Which configuration meets the requirements?

  • Enable Code Owners on the repository, select "Request review from Code Owners", add Build-CI as a status policy, and allow the Contributors group the "Complete pull request" permission while removing "Bypass policies when pushing" from all groups.

  • Create a branch policy on main that sets Minimum number of reviewers to 2 and adds a Build validation using Build-CI; then deny "Bypass policies when pushing" for the Contributors group and allow that permission for the Project Administrators group.

  • Create the branch policy with two reviewers and Build-CI, and grant the Contributors group the "Exempt from policy enforcement" permission while leaving Project Administrators unchanged.

  • Deny the "Push" permission on the repository for Contributors and allow "Force push" for Project Administrators; do not configure any branch policies.

Question 18 of 20

You run load tests against an Azure App Service that is instrumented with Application Insights. During the test, the /api/checkout operation occasionally exceeds its 5-second SLA. You need to determine whether the excessive latency originates inside the app or inside a downstream dependency. Which Kusto Query Language (KQL) statement should you run in Log Analytics to generate a time-series chart that shows the average request duration together with the average duration of related dependency calls for the same operation?

  • dependencies | where target contains '/api/checkout' | summarize avg(duration) by bin(timestamp, 1m)

  • requests | where name == '/api/checkout' | summarize avg(duration) by bin(timestamp, 1m)

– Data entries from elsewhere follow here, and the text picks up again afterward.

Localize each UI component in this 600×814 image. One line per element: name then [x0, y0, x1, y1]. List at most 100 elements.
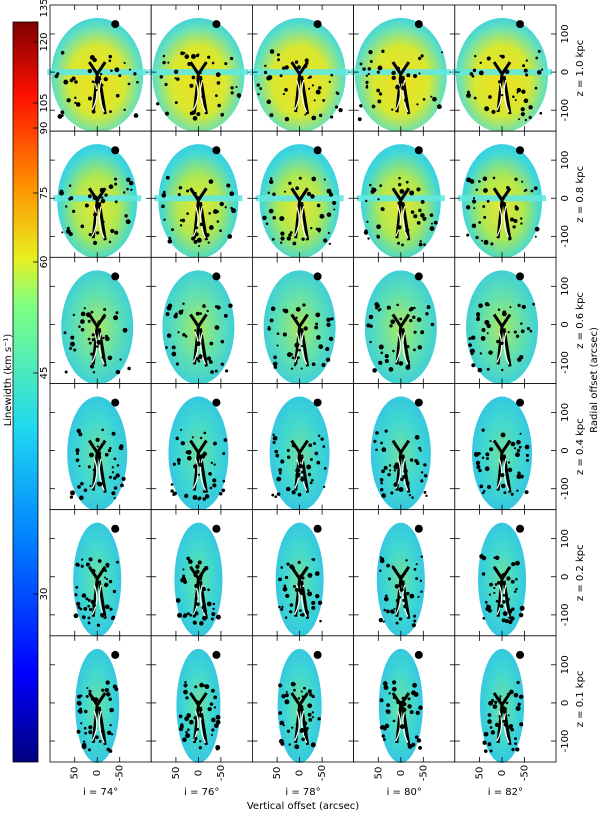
contour — [307, 689, 312, 694]
contour — [388, 692, 391, 695]
contour — [121, 476, 126, 481]
contour — [500, 196, 503, 199]
contour — [92, 371, 96, 374]
contour — [76, 729, 81, 734]
contour — [319, 213, 325, 219]
panel — [251, 256, 354, 385]
contour — [380, 487, 384, 492]
contour — [87, 68, 93, 74]
contour — [481, 572, 486, 576]
contour — [210, 370, 214, 374]
contour — [187, 62, 192, 67]
contour — [192, 79, 206, 113]
contour — [270, 306, 276, 312]
contour — [309, 481, 313, 485]
contour — [395, 332, 409, 365]
contour — [88, 607, 93, 612]
contour — [497, 80, 502, 84]
contour — [491, 109, 496, 115]
contour — [420, 555, 424, 558]
panel — [454, 130, 557, 259]
contour — [294, 710, 308, 744]
contour — [179, 219, 183, 222]
contour — [278, 711, 283, 715]
contour — [267, 327, 271, 331]
contour — [307, 472, 312, 477]
contour — [69, 196, 74, 201]
contour — [525, 73, 529, 77]
contour — [192, 614, 196, 618]
contour — [189, 613, 193, 617]
panel — [49, 383, 152, 511]
colorbar-tick-label: 120 — [39, 32, 50, 51]
contour — [171, 345, 176, 350]
contour — [113, 486, 118, 490]
contour — [123, 108, 126, 112]
contour — [365, 199, 368, 203]
contour — [326, 322, 331, 327]
contour — [91, 109, 96, 114]
contour — [508, 236, 512, 240]
contour — [73, 348, 77, 352]
contour — [400, 580, 405, 585]
contour — [206, 356, 212, 361]
y-tick-label: -100 — [560, 604, 571, 627]
column-label: i = 78° — [285, 787, 320, 798]
contour — [486, 457, 489, 461]
contour — [315, 89, 321, 95]
contour — [391, 70, 396, 76]
contour — [413, 348, 416, 352]
contour — [285, 593, 290, 599]
contour — [414, 735, 419, 739]
contour — [317, 717, 321, 721]
contour — [513, 692, 519, 698]
contour — [184, 335, 188, 338]
contour — [290, 367, 294, 370]
contour — [499, 54, 502, 58]
contour — [226, 183, 231, 188]
contour — [164, 82, 168, 87]
contour — [295, 472, 301, 478]
contour — [325, 346, 330, 352]
contour — [280, 566, 284, 569]
contour — [215, 614, 221, 620]
contour — [372, 368, 377, 373]
contour — [479, 484, 484, 489]
contour — [503, 491, 507, 495]
contour — [93, 697, 99, 702]
contour — [66, 98, 71, 103]
contour — [298, 463, 303, 469]
x-tick-label: -50 — [115, 765, 126, 781]
contour — [90, 696, 96, 701]
contour — [196, 112, 201, 117]
contour — [509, 689, 514, 695]
x-tick-label: -50 — [418, 765, 429, 781]
contour — [81, 615, 86, 620]
contour — [114, 182, 118, 186]
contour — [478, 303, 483, 309]
contour — [202, 615, 207, 621]
contour — [101, 688, 105, 692]
contour — [224, 206, 227, 209]
column-label: i = 80° — [387, 787, 422, 798]
contour — [286, 448, 290, 453]
contour — [398, 176, 401, 180]
contour — [212, 650, 221, 659]
contour — [199, 574, 203, 578]
contour — [401, 85, 406, 91]
contour — [308, 717, 313, 722]
contour — [83, 307, 86, 310]
contour — [77, 694, 82, 699]
contour — [288, 743, 291, 746]
contour — [526, 458, 530, 462]
contour — [193, 572, 198, 578]
contour — [399, 705, 403, 709]
contour — [335, 91, 339, 94]
contour — [284, 88, 288, 92]
contour — [174, 77, 177, 80]
contour — [526, 327, 531, 331]
contour — [186, 556, 191, 561]
contour — [483, 749, 488, 753]
contour — [278, 577, 282, 582]
x-tick-label: 0 — [193, 770, 204, 776]
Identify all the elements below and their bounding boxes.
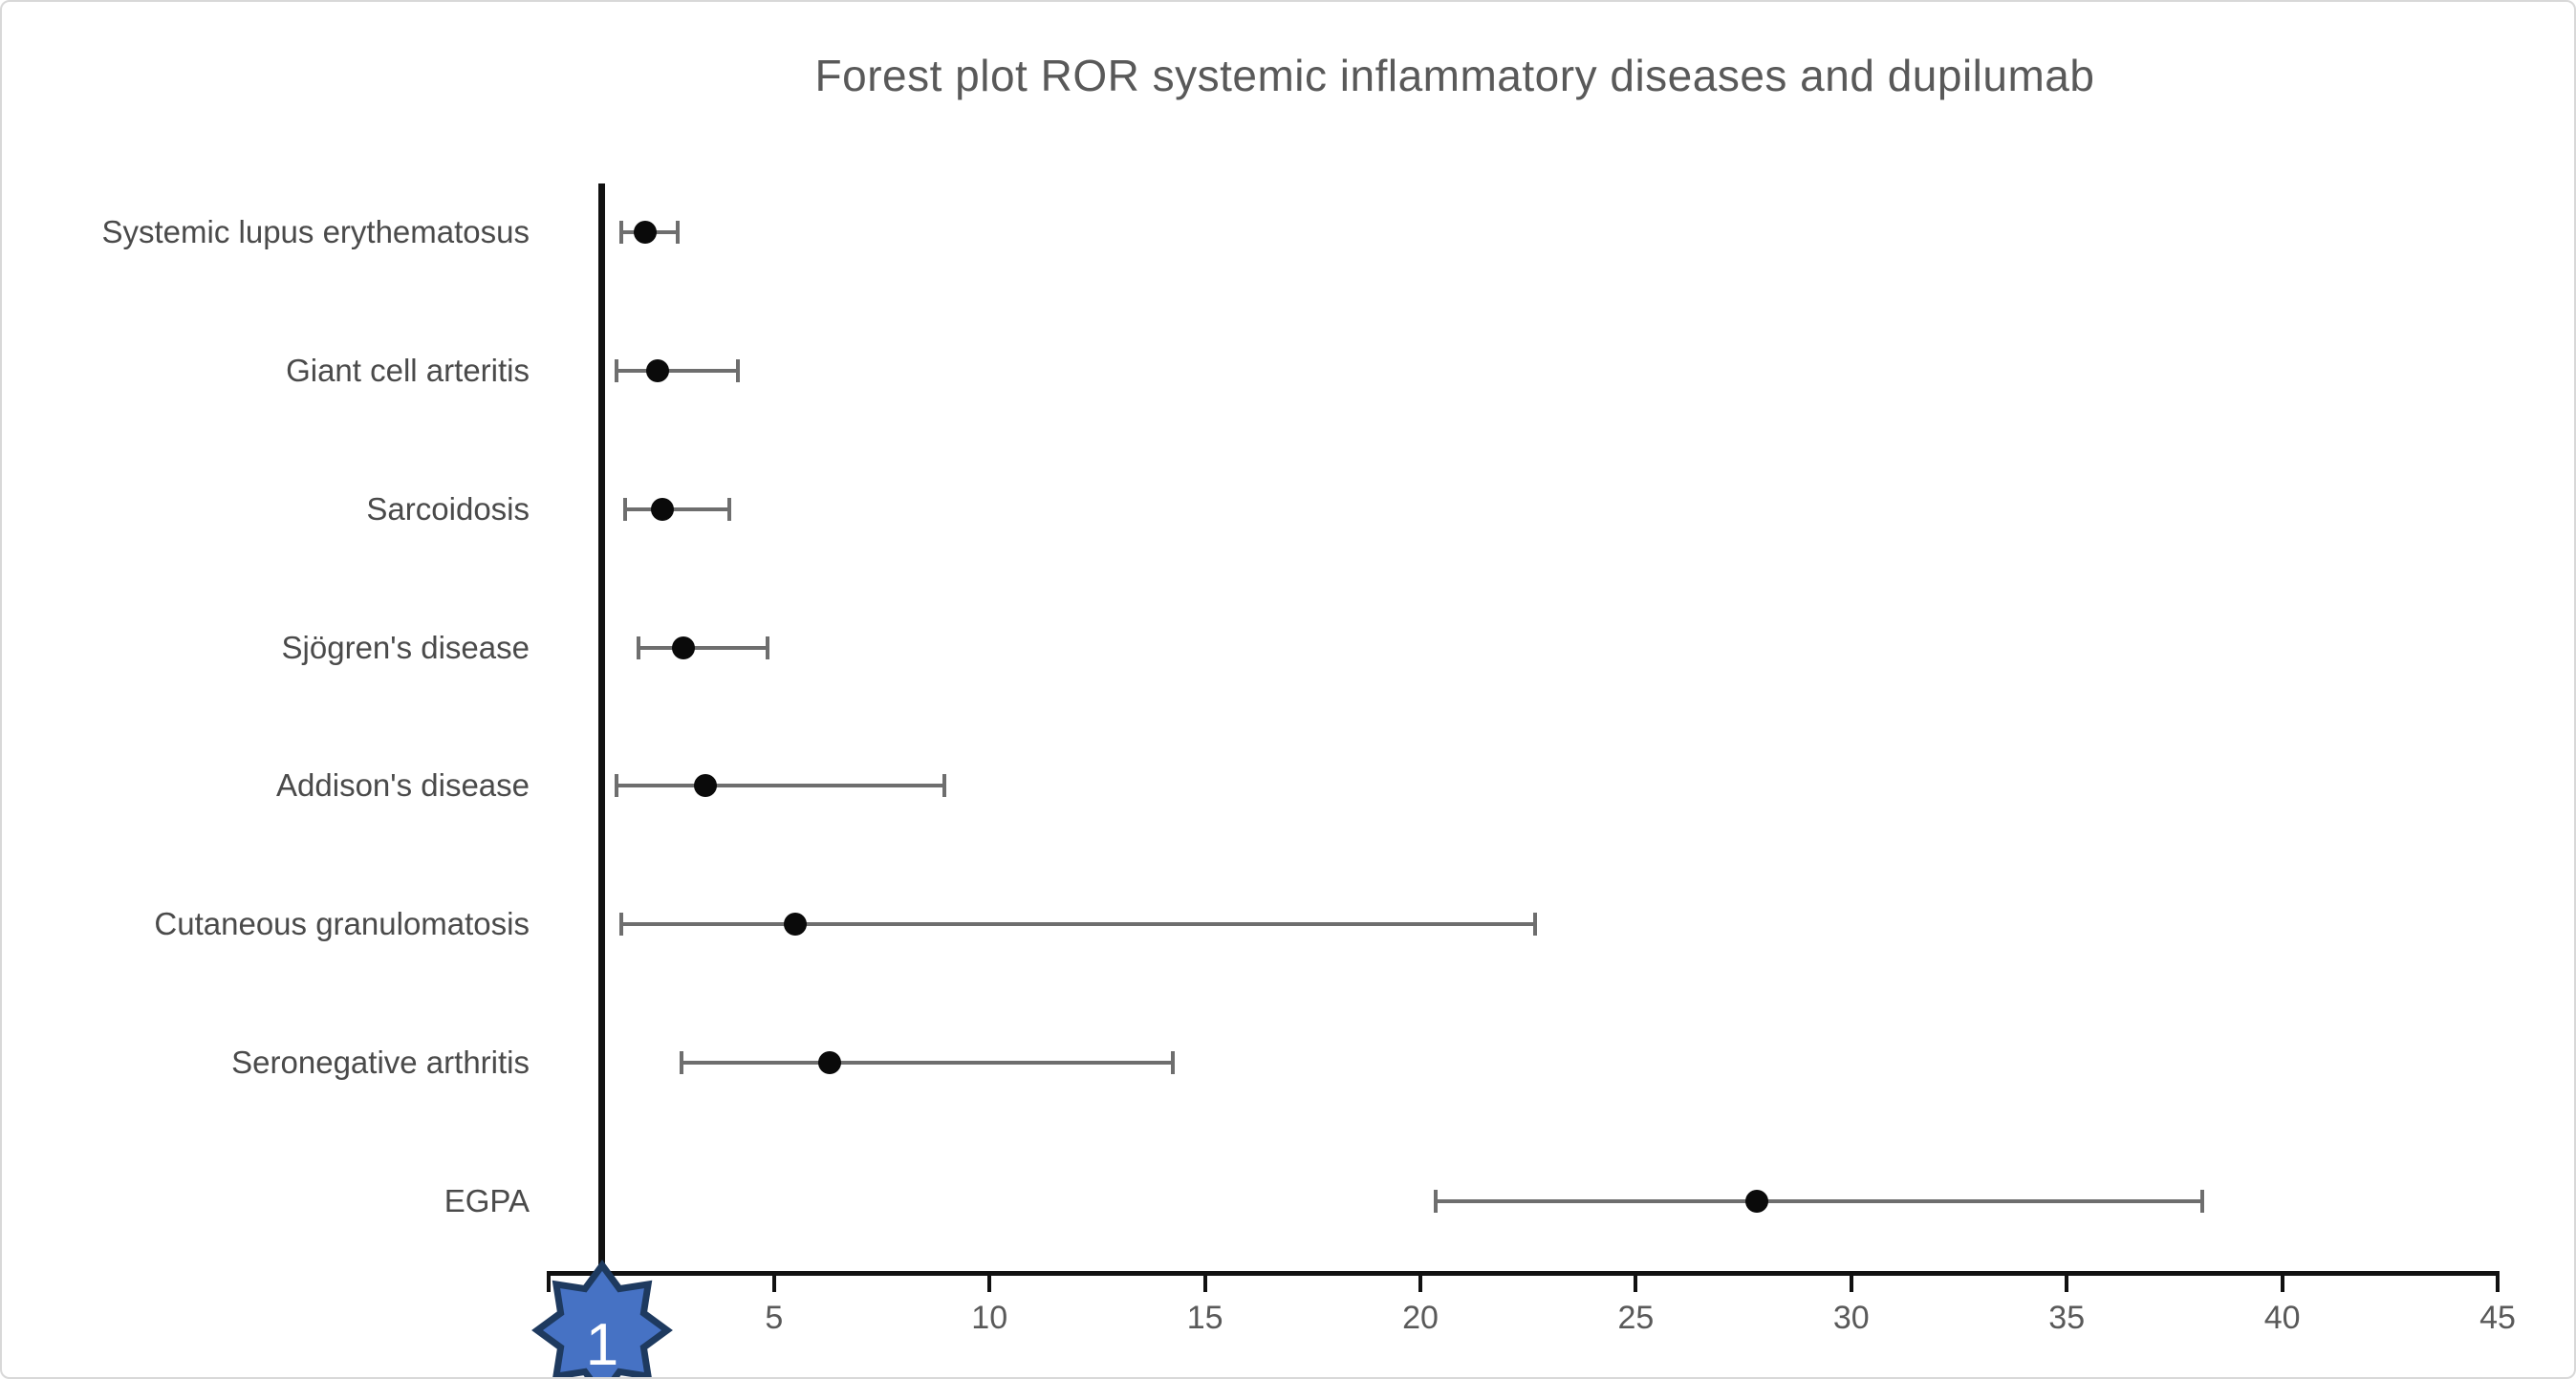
category-label: Addison's disease	[276, 767, 530, 804]
x-axis-tick	[1849, 1271, 1853, 1292]
ci-line	[615, 784, 947, 788]
category-label: Seronegative arthritis	[231, 1045, 530, 1081]
ci-lower-cap	[636, 636, 640, 659]
category-label: Sarcoidosis	[366, 490, 530, 527]
starburst-icon	[530, 1260, 673, 1377]
ci-upper-cap	[675, 221, 680, 244]
x-axis-tick-label: 5	[765, 1300, 784, 1336]
ror-point-marker	[650, 497, 674, 521]
ci-upper-cap	[766, 636, 770, 659]
x-axis-tick-label: 40	[2263, 1300, 2301, 1336]
reference-value-badge: 1	[530, 1260, 673, 1378]
category-label: Systemic lupus erythematosus	[101, 214, 530, 249]
x-axis-tick	[771, 1271, 776, 1292]
category-label: Giant cell arteritis	[286, 352, 530, 388]
ror-point-marker	[784, 913, 808, 937]
ci-lower-cap	[623, 497, 628, 521]
x-axis-tick	[1634, 1271, 1638, 1292]
ci-lower-cap	[615, 774, 619, 798]
x-axis-tick-label: 45	[2479, 1300, 2516, 1336]
ci-upper-cap	[1171, 1051, 1176, 1075]
x-axis-start-tick	[547, 1271, 551, 1292]
x-axis-tick	[2496, 1271, 2500, 1292]
x-axis-tick	[1202, 1271, 1207, 1292]
forest-point-row	[618, 221, 680, 244]
forest-point-row	[618, 913, 1537, 937]
ror-point-marker	[1744, 1189, 1768, 1213]
x-axis-tick-label: 35	[2048, 1300, 2086, 1336]
x-axis-tick-label: 30	[1832, 1300, 1870, 1336]
x-axis-tick-label: 25	[1617, 1300, 1655, 1336]
forest-point-row	[615, 774, 947, 798]
x-axis-tick	[987, 1271, 992, 1292]
forest-point-row	[1433, 1189, 2205, 1213]
forest-point-row	[636, 636, 770, 659]
ci-lower-cap	[618, 913, 623, 937]
forest-point-row	[623, 497, 731, 521]
ci-line	[636, 645, 770, 650]
ror-point-marker	[672, 636, 696, 659]
ror-point-marker	[818, 1051, 842, 1075]
x-axis-tick-label: 20	[1402, 1300, 1439, 1336]
x-axis-tick	[1418, 1271, 1423, 1292]
category-label: Cutaneous granulomatosis	[154, 906, 530, 942]
ci-lower-cap	[618, 221, 623, 244]
reference-badge-label: 1	[585, 1312, 617, 1378]
ci-lower-cap	[1433, 1189, 1438, 1213]
x-axis-tick	[2065, 1271, 2069, 1292]
reference-line-x1	[598, 183, 605, 1278]
category-label: Sjögren's disease	[281, 629, 530, 665]
ci-upper-cap	[1532, 913, 1537, 937]
ci-line	[615, 368, 740, 373]
ci-line	[618, 922, 1537, 927]
ci-line	[1433, 1198, 2205, 1203]
ci-line	[623, 506, 731, 511]
ci-upper-cap	[942, 774, 947, 798]
ci-upper-cap	[726, 497, 731, 521]
x-axis-tick-label: 15	[1186, 1300, 1223, 1336]
ror-point-marker	[633, 221, 657, 244]
chart-title: Forest plot ROR systemic inflammatory di…	[814, 51, 2095, 100]
ror-point-marker	[693, 774, 717, 798]
category-label: EGPA	[444, 1182, 530, 1218]
ci-lower-cap	[615, 358, 619, 382]
ci-upper-cap	[735, 358, 740, 382]
ci-upper-cap	[2200, 1189, 2205, 1213]
ci-line	[679, 1061, 1176, 1066]
forest-point-row	[615, 358, 740, 382]
x-axis-tick	[2280, 1271, 2284, 1292]
forest-point-row	[679, 1051, 1176, 1075]
x-axis-line	[547, 1271, 2499, 1276]
ror-point-marker	[646, 358, 670, 382]
ci-lower-cap	[679, 1051, 683, 1075]
x-axis-tick-label: 10	[971, 1300, 1008, 1336]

  • requests | where name == '/api/checkout' | project operation_Id, requestDuration = duration, timestamp | join kind=inner ( dependencies | project operation_Id, dependencyDuration = duration ) on operation_Id | summarize avg(requestDuration), avg(dependencyDuration) by bin(timestamp, 1m)

  • traces | where message contains '/api/checkout' | summarize avg(duration) by bin(timestamp, 1m)

Question 19 of 20

The main branch of an Azure Repos Git repository must accept changes only through pull requests. Requirements are: at least two human reviewers, the code author may not approve, any new push must invalidate existing approvals, a CI build must succeed before completion, and direct pushes, force pushes, and branch deletion must all be blocked. Which configuration meets every requirement while still allowing pull-request merges into main?

  • Apply a branch policy that automatically adds two reviewers but allows author approval, keeps existing approvals after updates, and adds required build validation. Finally, lock the main branch so no one can push.

  • Configure environment approvers in the release pipeline, trigger it from main, leave Contribute permission set to Allow for developers, and mark build validation as optional in the branch policy.

  • Enable repository-level settings to require signed commits and restrict merges to squash only; do not modify branch security. Rely on developers to open pull requests voluntarily.

  • Create a branch policy on main that requires two reviewers, disallows author approval, resets approvals on new pushes, and adds a required build-validation pipeline. Then use Branch security to deny Force push and Delete permissions for the Contributors group, leaving Contribute unset.

Question 20 of 20

The DevOps team stores project documentation in an Azure DevOps wiki. A wiki page contains the following Markdown:

sequenceDiagram
    participant API
    participant DB
    API->>DB: Query

When the page is viewed in the web portal, the diagram appears as plain text instead of a graphic. You must resolve the issue without installing browser extensions or using external services. What should you do to make the diagram render correctly?

  • Surround the diagram with triple-backtick fences and specify mermaid as the code block language (mermaid ... ).

  • Replace the content with a PlantUML block that starts with @startuml and ends with @enduml.

  • Rename the Markdown page from .md to .mmd so Azure DevOps detects a Mermaid file.

  • Turn on Preview rendering for diagrams in the Wiki settings under Experimental features.